A report at PsychCentral on a Dutch study indicates brain changes in people labeled “schizophrenia” are not the result of “bad” or defective genes. The heading this article carries is Brain Abnormalities in Schizophrenia Due to Disease, Not Genetics.

The brain differences found in people with schizophrenia are mainly the result of the disease itself or its treatment *, as opposed to being caused by genetic factors, according to a Dutch study.

* Emphasis added.

Theory had it that “schizophrenia” came in families, and therefore, unaffected family members should have brain “abnormalities”, too. The familial link was thought to be as much as 81 %. (How do they arrive at these figures? I dare say…wishful thinking.) The results of this research do not support that theory.

For the current study, Heleen Boos and a team from University Medical Center Utrecht performed structural magnetic resonance imaging (MRI) whole-brain scans on 155 patients with schizophrenia, 186 of their non-psychotic siblings, and 122 healthy controls (including 25 sibling pairs).

As I pointed out in a post a few days back these studies are notorious for not factoring in psychiatric drugs. As psychiatric drugs have not been factored in, it is just as reasonable to assume that the differences found in the patients brains were caused by treatment as it is to assume that they were caused by disease. The true cause, and the extent to which it is caused by one or the other, can only be ascertained through testing that does factor in psychiatric drugs.

Compared with healthy controls, participants with schizophrenia had strong reductions in total brain, gray matter, and white matter volumes, and significant increases in lateral and third ventricle volumes after taking into account age, gender, intracranial volume, and left or right handedness.

There was no difference found between the siblings and the healthy controls.
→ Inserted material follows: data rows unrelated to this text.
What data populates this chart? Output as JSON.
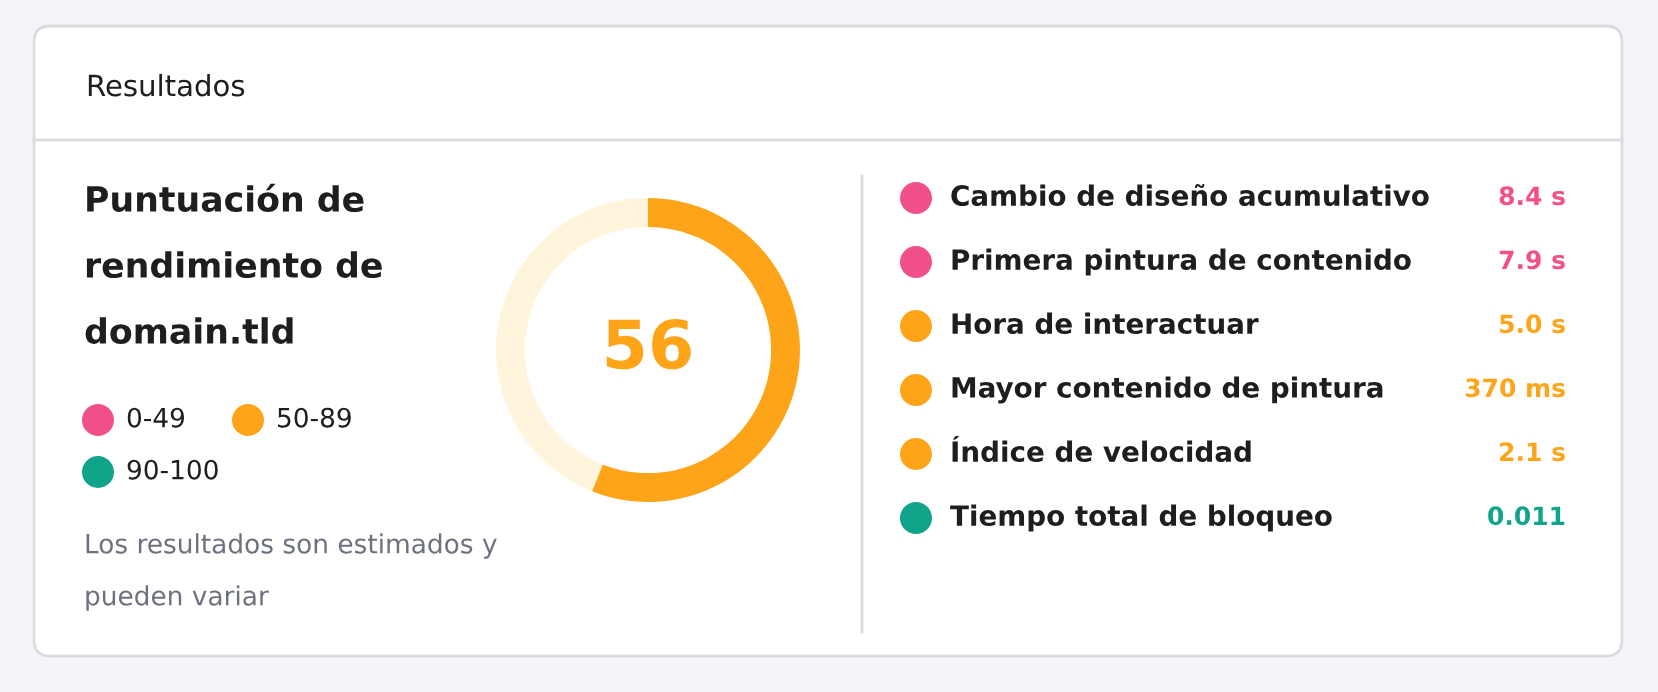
{
  "chart_data": [
    {
      "type": "other",
      "title": "Resultados"
    },
    {
      "type": "donut",
      "title": "Puntuación de rendimiento de domain.tld",
      "categories": [
        null,
        null
      ],
      "values": [
        56,
        44
      ],
      "colors": [
        "#fea419",
        "#fff5dd"
      ],
      "annotations": [
        "56"
      ]
    },
    {
      "type": "other",
      "annotations": [
        "0-49",
        "50-89",
        "90-100",
        "Los resultados son estimados y pueden variar"
      ],
      "colors": [
        "#f2508a",
        "#fea419",
        "#10a58a"
      ]
    },
    {
      "type": "other",
      "annotations": [
        "Cambio de diseño acumulativo",
        "8.4 s",
        "Primera pintura de contenido",
        "7.9 s",
        "Hora de interactuar",
        "5.0 s",
        "Mayor contenido de pintura",
        "370 ms",
        "Índice de velocidad",
        "2.1 s",
        "Tiempo total de bloqueo",
        "0.011"
      ],
      "colors": [
        "#f2508a",
        "#f2508a",
        "#fea419",
        "#fea419",
        "#fea419",
        "#10a58a"
      ]
    }
  ]
}
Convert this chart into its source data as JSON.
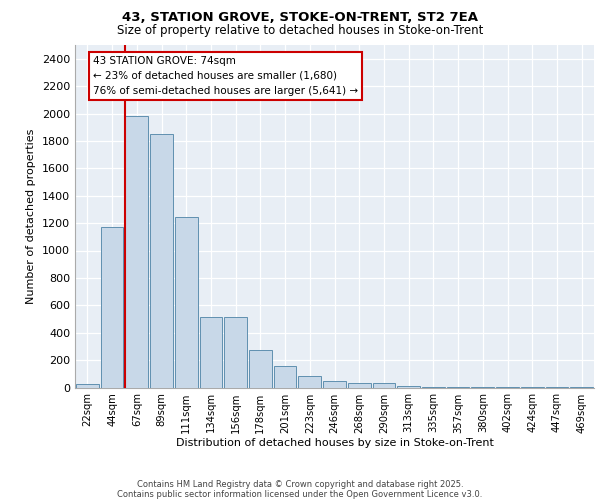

Cortical thinning, the very thing I blogged about in a recent post, and decreased gray matter, were found in the patients, and not in the siblings of patients or the healthy controls. I would say researchers need to start factoring in psychiatric drugs. If this damage is iatrogenic, factoring in psychiatric drugs would involve also having a group of patients that were treated without drugs, and comparing their brain scans with the brain scans of patients treated on drugs to determine that possibility.

Let me guess. Researchers are not prone to do so because of their fervent belief in “mental illness”, and because of their close financial ties to drug manufacturers?